Since the early 1900’s, trans people have been depicted in a fairly one dimensional light. Whether their ascribed roles take on the form of the mentally ill or a serial killer (Buffalo Bill’s character in The Silence of the Lambs), a victim brutally murdered or dying of some form of cancer due to hormonal therapy (ABC’s TV series Dirty Sexy Money), or to be the laughingstock of an obvious joke (Ace Ventura: Pet Detective), trans representation has been limited to obvious stereotypes and tropes. “I wonder if anyone, when they were constructing these storylines, thought about the trans people watching,” weighs in Laverne Cox. The majority of trans characters in TV and film tend to be women, often sensationalized and hyper-sexualized, leaving even greater limitations for trans men to be recognized. Many cite Hilary Swank's role in Boys Don’t Cry as an early film that resonated and frightened them deeply as an honest depiction of their transition. Yet critics of the film also bring up the inherent flaws of both leaving out a prominent black ally of Brandon Teena’s, Phillip DeVine, from the script, as well as Hollywood’s insistence on hiring cis-gendered actors and actresses to play the role of trans characters. In many Academy award nominated films, men are the ones hired to fill the roles of trans women, sometimes with the excuse that trans actresses look too much like a women to play the part, as was the case for Elizabeth Coffey Williams (Pink Flamingos) when trying out for the role of Leon in Dog Day Afternoon. When trans individuals don’t have members of their immediate family or those in their day to day life that they can look up to as a role model, the media is often the next place to turn to when it comes to how to process and internalize their worth.

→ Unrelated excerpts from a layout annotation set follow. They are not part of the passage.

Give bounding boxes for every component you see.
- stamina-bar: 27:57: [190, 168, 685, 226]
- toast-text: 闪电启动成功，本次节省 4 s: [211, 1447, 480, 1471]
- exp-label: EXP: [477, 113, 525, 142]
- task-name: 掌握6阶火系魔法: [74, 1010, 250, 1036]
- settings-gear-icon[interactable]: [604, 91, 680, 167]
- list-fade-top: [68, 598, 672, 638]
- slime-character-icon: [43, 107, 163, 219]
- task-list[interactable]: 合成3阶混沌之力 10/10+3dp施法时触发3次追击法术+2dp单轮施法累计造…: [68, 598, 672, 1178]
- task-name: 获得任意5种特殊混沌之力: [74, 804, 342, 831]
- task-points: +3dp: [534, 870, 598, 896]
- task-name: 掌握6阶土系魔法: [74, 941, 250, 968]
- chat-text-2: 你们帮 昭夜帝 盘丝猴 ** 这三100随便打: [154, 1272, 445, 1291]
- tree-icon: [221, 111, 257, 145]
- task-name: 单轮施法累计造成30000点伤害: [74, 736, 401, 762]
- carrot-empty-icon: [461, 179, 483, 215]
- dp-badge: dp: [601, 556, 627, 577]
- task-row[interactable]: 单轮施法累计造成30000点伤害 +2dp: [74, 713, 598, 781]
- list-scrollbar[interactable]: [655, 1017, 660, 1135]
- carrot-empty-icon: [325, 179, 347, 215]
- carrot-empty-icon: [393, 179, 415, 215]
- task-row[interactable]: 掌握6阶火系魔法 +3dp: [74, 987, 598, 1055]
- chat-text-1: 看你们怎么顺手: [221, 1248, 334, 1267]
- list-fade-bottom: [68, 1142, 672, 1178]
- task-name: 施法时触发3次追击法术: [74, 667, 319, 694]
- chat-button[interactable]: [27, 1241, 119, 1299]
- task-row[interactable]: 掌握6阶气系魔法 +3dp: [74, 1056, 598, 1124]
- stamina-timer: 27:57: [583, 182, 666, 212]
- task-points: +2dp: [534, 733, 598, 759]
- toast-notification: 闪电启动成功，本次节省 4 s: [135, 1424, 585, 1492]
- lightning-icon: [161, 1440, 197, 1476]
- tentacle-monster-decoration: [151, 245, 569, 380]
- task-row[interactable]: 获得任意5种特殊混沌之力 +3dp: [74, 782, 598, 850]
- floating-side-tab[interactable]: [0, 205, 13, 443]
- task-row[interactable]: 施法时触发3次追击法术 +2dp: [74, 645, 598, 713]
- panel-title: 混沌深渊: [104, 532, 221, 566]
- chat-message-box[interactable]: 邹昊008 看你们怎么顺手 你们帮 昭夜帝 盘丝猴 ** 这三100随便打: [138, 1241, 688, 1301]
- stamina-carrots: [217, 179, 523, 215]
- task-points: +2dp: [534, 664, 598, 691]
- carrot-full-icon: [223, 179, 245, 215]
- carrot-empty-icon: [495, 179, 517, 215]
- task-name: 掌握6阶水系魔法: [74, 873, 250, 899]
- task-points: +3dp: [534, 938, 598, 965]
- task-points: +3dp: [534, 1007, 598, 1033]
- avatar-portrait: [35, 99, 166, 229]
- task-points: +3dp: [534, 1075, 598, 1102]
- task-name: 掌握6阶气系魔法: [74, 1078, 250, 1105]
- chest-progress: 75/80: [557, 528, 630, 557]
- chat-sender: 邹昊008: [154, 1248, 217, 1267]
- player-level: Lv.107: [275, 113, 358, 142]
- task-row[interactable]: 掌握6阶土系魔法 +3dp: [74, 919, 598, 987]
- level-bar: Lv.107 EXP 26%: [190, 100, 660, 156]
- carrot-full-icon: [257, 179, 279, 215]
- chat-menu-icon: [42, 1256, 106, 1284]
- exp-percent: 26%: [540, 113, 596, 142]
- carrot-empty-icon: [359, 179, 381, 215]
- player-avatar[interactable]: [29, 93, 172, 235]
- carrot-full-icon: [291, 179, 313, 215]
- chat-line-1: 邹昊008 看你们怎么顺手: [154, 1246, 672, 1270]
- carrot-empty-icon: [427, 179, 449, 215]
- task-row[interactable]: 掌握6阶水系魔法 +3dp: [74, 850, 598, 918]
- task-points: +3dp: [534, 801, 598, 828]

With a steady increase of the trans community becoming pioneers in the media and pop culture, the shift towards greater and more thorough representation has been a gradual step within our larger culture. 2018’s TV series Pose, which spotlights the juxtaposition of downtown New York society and the ball cultural world in the late 80’s, and Cox’s role as Sophia Burset in Orange is the New Black lends a more complex dimension to the intersections of gender identity and race on a larger public platform. However, with the predominance of trans actors submitting to a script largely written and directed to diminish their truth, it’s a reminder to our society at large to listen and amplify their voices. “If you’re going to choose to insert yourself in a particular community’s story, or you want to help a particular community tell their story, you need to realize the privileges that you have and you need to realize that life for them is different”, states journalist and film critic Tre’vell Anderson. With people’s ideologies shifting, and with greater comprehensive and inclusive visibility of the trans community in our media, the cast encourages hope that the public’s awareness of trans representation and the challenges they face on an individual and collective level can only move towards a more positive light.